ソウ(SAW)

●ソウ(SAW)

監督/原案:
  • ジェームズ・ワン
脚本/原案/出演:
  • リー・ワネル
出演:
  • ケアリー・エルウェズ(『シャドウ・オブ・ヴァンパイア』)
  • ダニー・グローバー(『リーサル・ウェポン』)
  • モニカ・ポッター(『スパイダー』)



気が付くと老朽化した建物の一室に2人はいた。部屋の対角線上に配置され、その足には鎖が。そして部屋の真ん中には一体の死体。死体の傍らにはテープレコーダーと拳銃。2人は各々のポケットに封筒が入っていることに気付く。アダムの封筒には「聞け」と書かれた1本のテープ。ゴードンの封筒にも1本のテープ、そして、鍵がひとつと1発の銃弾が入っていた……。


うむむむ、どうにも稚拙なテクニックに走って切り込み方が甘いって感じ。

まず、囚われの1人=アダムの演技が安いなぁというのが第一印象。次が、画面に締まりが無いなぁという印象。気になったので映画鑑賞後に即パンフを読み読み……なるほど、本作は監督とアダム役の2人が映画会社に持ち込んだ企画か。2人は「アーティーな映画学校に通っていた」とのことで納得。これはその手の学生映画の自己完結性だわ。

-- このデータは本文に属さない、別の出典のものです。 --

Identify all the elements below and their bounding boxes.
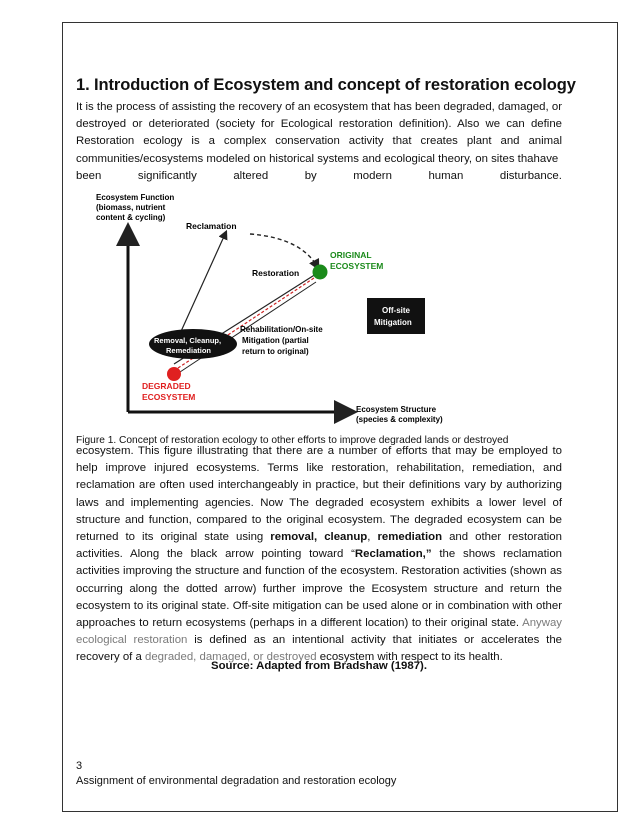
source-line: Source: Adapted from Bradshaw (1987). (210, 660, 428, 672)
x-axis-label: (species & complexity) (356, 415, 443, 424)
removal-label: Removal, Cleanup, (154, 336, 222, 345)
intro-word: been (76, 169, 102, 182)
y-axis-label: content & cycling) (96, 213, 166, 222)
body-bold: remediation (377, 531, 443, 544)
intro-word: altered (233, 169, 269, 182)
y-axis-label: (biomass, nutrient (96, 203, 166, 212)
offsite-label: Off-site (382, 306, 410, 315)
original-label: ECOSYSTEM (330, 261, 384, 271)
body-paragraph (76, 443, 562, 667)
rehab-label: Rehabilitation/On-site (240, 325, 323, 334)
intro-word: significantly (137, 169, 197, 182)
rehab-label: return to original) (242, 347, 309, 356)
degraded-label: ECOSYSTEM (142, 392, 196, 402)
intro-last-line (76, 168, 562, 185)
removal-label: Remediation (166, 346, 212, 355)
offsite-box (367, 298, 425, 334)
reclamation-arrow (178, 232, 226, 338)
body-text: the shows reclamation activities improving the structure and function of the ecosystem. Restoration activities (shown as occurring along the dotted arrow) further improve the Ecosystem structure and return the ecosystem to its original state. Off-site mitigation can be used alone or in combination with other approaches to return ecosystems (perhaps in a different location) to their original state. (76, 548, 562, 630)
y-axis-label: Ecosystem Function (96, 193, 175, 202)
intro-word: human (428, 169, 464, 182)
offsite-label: Mitigation (374, 318, 412, 327)
figure-caption: Figure 1. Concept of restoration ecology to other efforts to improve degraded lands or destroyed (76, 435, 509, 446)
page-number: 3 (76, 760, 83, 772)
original-label: ORIGINAL (330, 250, 372, 260)
restoration-label: Restoration (252, 268, 300, 278)
body-text: , (367, 531, 378, 544)
reclamation-label: Reclamation (186, 221, 237, 231)
body-text: ecosystem. This figure illustrating that there are a number of efforts that may be employed to help improve injured ecosystems. Terms like restoration, rehabilitation, remediation, and reclamation are often used interchangeably in practice, but their definitions vary by authorizing laws and implementing agencies. Now The degraded ecosystem exhibits a lower level of structure and function, compared to the original ecosystem. The degraded ecosystem can be returned to its original state using (76, 445, 562, 544)
original-ecosystem-dot (313, 265, 328, 280)
body-text: and other restoration activities. Along the black arrow pointing toward “ (76, 531, 562, 561)
body-bold: removal, cleanup (270, 531, 368, 544)
footer-text: Assignment of environmental degradation and restoration ecology (76, 775, 397, 787)
section-heading: 1. Introduction of Ecosystem and concept of restoration ecology (76, 76, 576, 94)
degraded-label: DEGRADED (142, 381, 191, 391)
restoration-dotted-arrow (250, 234, 318, 268)
x-axis-label: Ecosystem Structure (356, 405, 437, 414)
intro-word: by (304, 169, 317, 182)
body-gray: Anyway ecological restoration (76, 617, 562, 647)
body-text: is defined as an intentional activity that initiates or accelerates the recovery of a (76, 634, 563, 664)
body-text: ecosystem with respect to its health. (316, 651, 503, 664)
intro-paragraph (76, 99, 562, 185)
restoration-figure (80, 186, 460, 430)
intro-word: disturbance. (499, 169, 562, 182)
intro-word: modern (353, 169, 392, 182)
degraded-ecosystem-dot (167, 367, 181, 381)
body-gray: degraded, damaged, or destroyed (145, 651, 317, 664)
rehab-label: Mitigation (partial (242, 336, 309, 345)
intro-text: It is the process of assisting the recovery of an ecosystem that has been degraded, damaged, or destroyed or deteriorated (society for Ecological restoration definition). Also we can define Restoration ecology is a complex conservation activity that creates plant and animal communities/ecosystems modeled on historical systems and ecological theory, on sites thahave (76, 101, 562, 165)
body-bold: Reclamation,” (354, 548, 432, 561)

冒頭、アダムとゴードンの2人が閉じ込められた一室の映像は手持ちカメラの揺れる映像ですが、ここからして失敗と言わざるをえない。ライブ感=手持ちカメラ映像という錯誤。まずは安定した映像で緊迫感を高めて、観ているこっちの胃をキリキリさせてくれなきゃ駄目でしょ。そもそもライブカメラ映像とは、その場に"カメラマン"という第三者を感じさせてしまうんですから。

その後、密室の圧迫感で観ている人間の精神をも追い込んでくれるかと思いきや、ゴードンの回想という形で部屋の外のエピソードが繰り広げられてガッカリ。しかも、ゴードンの回想なのにゴードンが又聞きしたであろう他の事件現場の映像も並列に扱われる始末。それはもはや回想じゃないでしょ。

だったら、謎の一室で顔を見合わせたアダムとゴードンの2人を描写した後は「○週間前」とかいって、すっぱりと時間を遡ってしまえばいいのに。様々なことがあった先にあの部屋に帰結し直せば、室内の緊迫感は持続するんですから。

ゴードンの妻娘が事件に巻き込まれる姿も画面に出さずにゴードンの手にある携帯電話から聞こえる声だけの方が良かった。刑事のエピソードと共に視点がアッチコッチに行ってしまい全体が散漫。また、一部カット(椅子の回り込みやカーチェイス等)をコマ落としでチャカチャカ動かすところが目障り。上記した「稚拙なテクニック」の最たる部分ですな。



まあ観ればバレバレのこととして最後に現れる真犯人がいるわけですが、かなりの無理があります。「エンディングを数種類撮るハリウッドの中にあって我々は別のエンディングを撮る必要がなかった」と監督自身は誇らしげに謳ってますが、そんな問題じゃないだろってば。逆に別のエンディングを撮ってくれてた方が良かったわ。

期待外れ。
観るなら視聴レベルを浅くして臨んで下さい。